Soziologe Mark Regnerus will beweisen, dass Schwule und Lesben schlechte Eltern sind
Eine amerikanische Studie behauptet, dass Kinder, die von Schwulen oder Lesben aufgezogen worden sind, schlechter im späteren Leben zurechtkommen – der Psychologenverband hält das Ergebnis für Humbug.
Von Dennis Klein
Jetzt sei der Beweis erbracht, dass Kinder in Regenbogenfamilien "einer Form von sexueller Misshandlung" ausgesetzt seien, frohlockte Bryan Fischer, der Sprecher der homofeindlichen Lobbygruppe "American Family Association". Er und andere evangelikale Aktivisten freuten sich über eine Studie des Soziologen Mark Regnerus von der University of Texas in Austin.
Regnerus hatte zuvor eine Studie veröffentlicht, die homosexuelle Eltern generell als schlechten Einfluss auf Kinder darstellte. Er hatte 3.000 Menschen zwischen 18 und 39 Jahren befragt, ob sie bei Schwulen oder Lesben als Elternteil aufgewachsen sind – und dann mehrere Fragen zu ihrem Leben gestellt. Das Ergebnis: Wer bei schwulen oder lesbischen Eltern aufgewachsen ist, trinkt mehr Alkohol, ist eher arbeitslos und lebt eher in wilder Ehe. Regnerus schloss daraus: Kinder werden nur glücklich, wenn man ihnen Homos vom Hals hält. Konservative Medien wie die "Washington Times" und die "National Review" frohlockten über die Ergebnisse, aber auch andere Zeitungen und Nachrichtenagenturen verbreiteten die Studie.
Vater und Tochter auf dem CSD (Bild: nerdcoregirl / flickr / by-sa 2.0)
Allerdings gibt es mehrere Probleme mit der Studie: Besonders fragwürdig ist die Art, wie Regenbogenfamilien bestimmt werden. So fragte Regnerus, ob die Probanden in einer Familie aufgewachsen seien, in der einer der Partner jemals eine gleichgeschlechtliche Beziehung gehabt habe. Antwortet der Befragte mit "Ja" fällt er unter die Kategorie "aufgewachsen mit mindestens einem homosexuellen Elternteil". Allerdings wuchs weniger als ein Prozent der Befragten (248 Personen) bei einem gleichgeschlechtlichen Paar auf.
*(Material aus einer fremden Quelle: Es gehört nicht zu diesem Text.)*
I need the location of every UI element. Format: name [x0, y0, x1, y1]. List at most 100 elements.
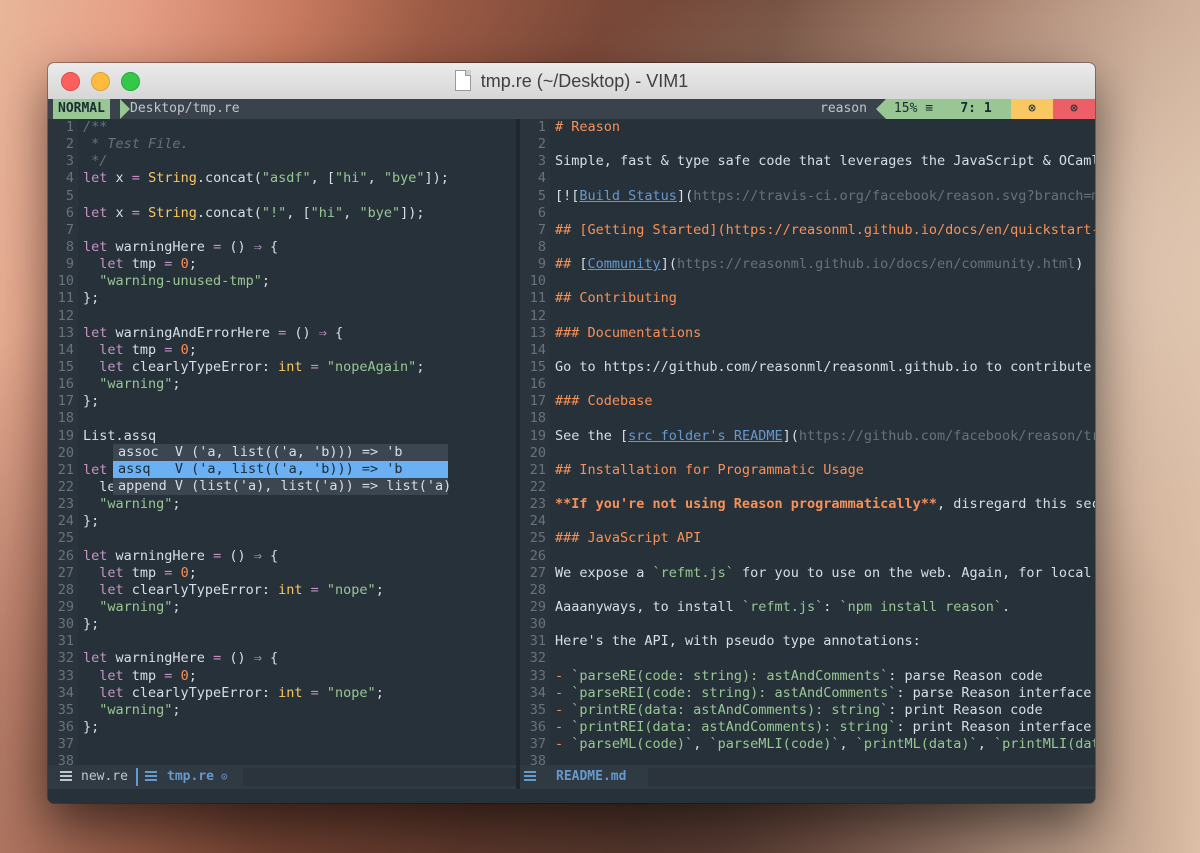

Viele sind statt dessen bei verschiedengeschlechtlichen Paaren groß geworden, die sich getrennt haben – oder bei heterosexuellen Paaren, die mal im Swingerclub waren und deshalb nach Regnerus das Label "homosexuell" erhalten haben.
Auch weitere schwerwiegende Mängel an der Studie lassen am Ergebnis zweifeln: So erkennt Regnerus die rechtliche Diskriminierung von Homo-Paaren nicht als Ursache für die Probleme von Regenbogenfamilien an.
Studie von Homo-Hassern finanziert
Die Ergebnisse sind noch weniger überraschend, wenn man betrachtet, wer die Studie bezahlt hat: Das Projekt unter dem Namen "New Family Structures Study" wurde mit fast 800.000 Dollar vom Witherspoon Institute und der Bradley Foundation finanziert. Die beiden Gruppen setzen sich als eines ihrer Ziele, Homo-Rechte zurückzufahren.
Die Studie hat wütende Reaktionen bei Homo-Gruppen ausgelöst. Auch die American Psychological Association hat in einer Pressemitteilung bekannt gegeben, dass sie Schwule und Lesben weiterhin für gleichwertige Eltern hält: "Es gibt keinen Zusammenhang zwischen der Erfüllung der elterlichen Pflichten und der sexuellen Orientierung der Eltern." Das zeigten die bisherigen Studien deutlich.
Bisher sind praktisch alle groß angelegten Studien in mehreren Ländern zum Ergebnis gekommen, dass Schwule und Lesben nicht automatisch schlechtere Eltern sind. Eine Untersuchung der Universität Los Angeles ist sogar zum Ergebnis gekommen, dass Eltern aus Regenbogenfamilien engagierter seien (queer.de berichtete). 2008 hieß es auch in einer Studie des deutschen Bundesjustizministeriums, dass die Vorurteile gegen Homo-Paare in dieser Frage unbegründet seien (queer.de berichtete).